The Modern Art Museum of Fort Worth presents a major survey of works by Laurie Simmons (American, born 1949), organized by Andrea Karnes, senior curator, with full support of the artist. This exhibition showcases the artist’s photographs spanning the last four decades, from 1976 to the present, a small selection of sculpture, and two films.
Simmons’s career-long exploration of archetypal gender roles, especially women in domestic settings, is the primary subject of this exhibition and is a topic as poignant today as it was in the late 1970s, when she began to develop her mature style by using props and dolls as stand-ins for people and places. Often isolating the dolls and photographing them situated in tiny, austere settings, Simmons uses fictional scenes to make observations about real life. These works are now iconic of her career. “Simmons’s imagery takes into account her own experience of coming of age in the 1950s,” says Andrea Karnes. “Without being autobiographical or spelling out specific narratives, however, the work strikes a psychological chord, seeming to underscore the difficulties of living the American dream, or in a larger context, any dream of domestic bliss.”

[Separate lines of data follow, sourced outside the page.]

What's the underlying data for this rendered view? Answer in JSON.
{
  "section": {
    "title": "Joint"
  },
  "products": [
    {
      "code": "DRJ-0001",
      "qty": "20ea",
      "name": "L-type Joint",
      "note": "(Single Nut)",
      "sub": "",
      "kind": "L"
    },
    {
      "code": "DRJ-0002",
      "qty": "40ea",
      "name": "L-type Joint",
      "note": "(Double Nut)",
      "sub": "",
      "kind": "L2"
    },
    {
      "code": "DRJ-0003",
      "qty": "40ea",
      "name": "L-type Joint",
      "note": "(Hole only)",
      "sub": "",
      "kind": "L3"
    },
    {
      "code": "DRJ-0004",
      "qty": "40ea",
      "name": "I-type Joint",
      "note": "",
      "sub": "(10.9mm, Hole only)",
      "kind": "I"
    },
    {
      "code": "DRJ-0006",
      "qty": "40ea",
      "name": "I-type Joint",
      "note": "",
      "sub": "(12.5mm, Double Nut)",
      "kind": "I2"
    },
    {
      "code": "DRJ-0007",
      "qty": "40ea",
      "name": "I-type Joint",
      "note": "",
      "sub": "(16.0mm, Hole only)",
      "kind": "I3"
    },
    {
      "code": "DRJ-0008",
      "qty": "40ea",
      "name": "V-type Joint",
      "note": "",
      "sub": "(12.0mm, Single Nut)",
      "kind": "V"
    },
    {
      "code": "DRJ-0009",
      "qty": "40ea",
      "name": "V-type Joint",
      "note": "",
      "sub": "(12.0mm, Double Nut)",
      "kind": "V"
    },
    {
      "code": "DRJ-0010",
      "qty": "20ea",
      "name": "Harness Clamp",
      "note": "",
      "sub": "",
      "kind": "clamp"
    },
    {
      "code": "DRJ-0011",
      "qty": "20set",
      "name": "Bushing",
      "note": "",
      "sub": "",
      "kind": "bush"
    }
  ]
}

The namesake image for this exhibition, Big Camera/Little Camera, 1976, from the series Early Black and White, shows an actual camera juxtaposed with a miniature camera, which exemplifies Simmons’s other central interest: manipulating scale. “I put the two cameras together for scale,” Simmons explains, “and as a metaphor—real life versus fiction. It was also a statement about what I intended to do with the camera.”
The exhibition will include other crucial series, such as Cowboys, 1979; Family Collision, 1981; Color Coordinated Interiors, 1982-83; Tourism, 1983-84; and Clothes Make the Man, 1990–92. In one of the artist’s most well-known series, Walking and Lying Objects, begun in 1987, Simmons uses larger-than-life props as opposed to miniatures. People pose wearing giant props, hiding their faces but showing their legs. The personified objects probe the question of the importance of “props” with respect to humanity by representing the items we rely on to help define who we are.
The survey also presents Simmons’s more recent series, such as The Love Doll, begun in 2009, featuring high-end, life-size Japanese dolls in day-to-day scenarios. One of her latest bodies of work, How We See, begun in 2015, shows another iteration of the artist’s long-term interest in gender roles. For these images, Simmons hired make-up artists to paint open eyes on her sitters’ closed eyelids, examining cultural trends of masking in everyday online interactions. Simmons says, “Social media allows us to put our most perfect, desirable, funny, and fake selves forward, while naturally raising questions about our longings, yearnings, and vulnerabilities. In How We See, I’d like to direct you how to see while also asking you to make eye contact with ten women who can’t see you.”
Laurie Simmons: Big Camera/Little Camera is organized by the Modern Art Museum of Fort Worth and travels to the Museum of Contemporary Art Chicago in 2019.
Laurie Simmons: Big Camera/Little Camera is accompanied by a fully illustrated, color exhibition catalogue that presents insight and analysis of Laurie Simmons’s work by writers from a variety of fields. This publication features contributions by Andrea Karnes, Senior Curator of the Modern Art Museum of Fort Worth and organizer of the exhibition; Andrianna Campbell, art historian, writer, and doctoral candidate in the department of art history at CUNY, New York; Carroll Dunham, an artist living and working in New York; Omar Kholeif, writer, curator, editor, and broadcaster based in Chicago and London; William J. Simmons, Provost’s Fellow in the Humanities at the University of Southern California and a Mellon Fellow in Women’s History at the New-York Historical Society; Lynne Tillman, author, culture critic, and professor; Calvin Tomkins, author of multiple books and art critic for The New Yorker; and Matthew Weinstein, an artist living and working in New York. Michael Auping, former chief curator of the Modern Art Museum of Fort Worth, has contributed an interview with the artist.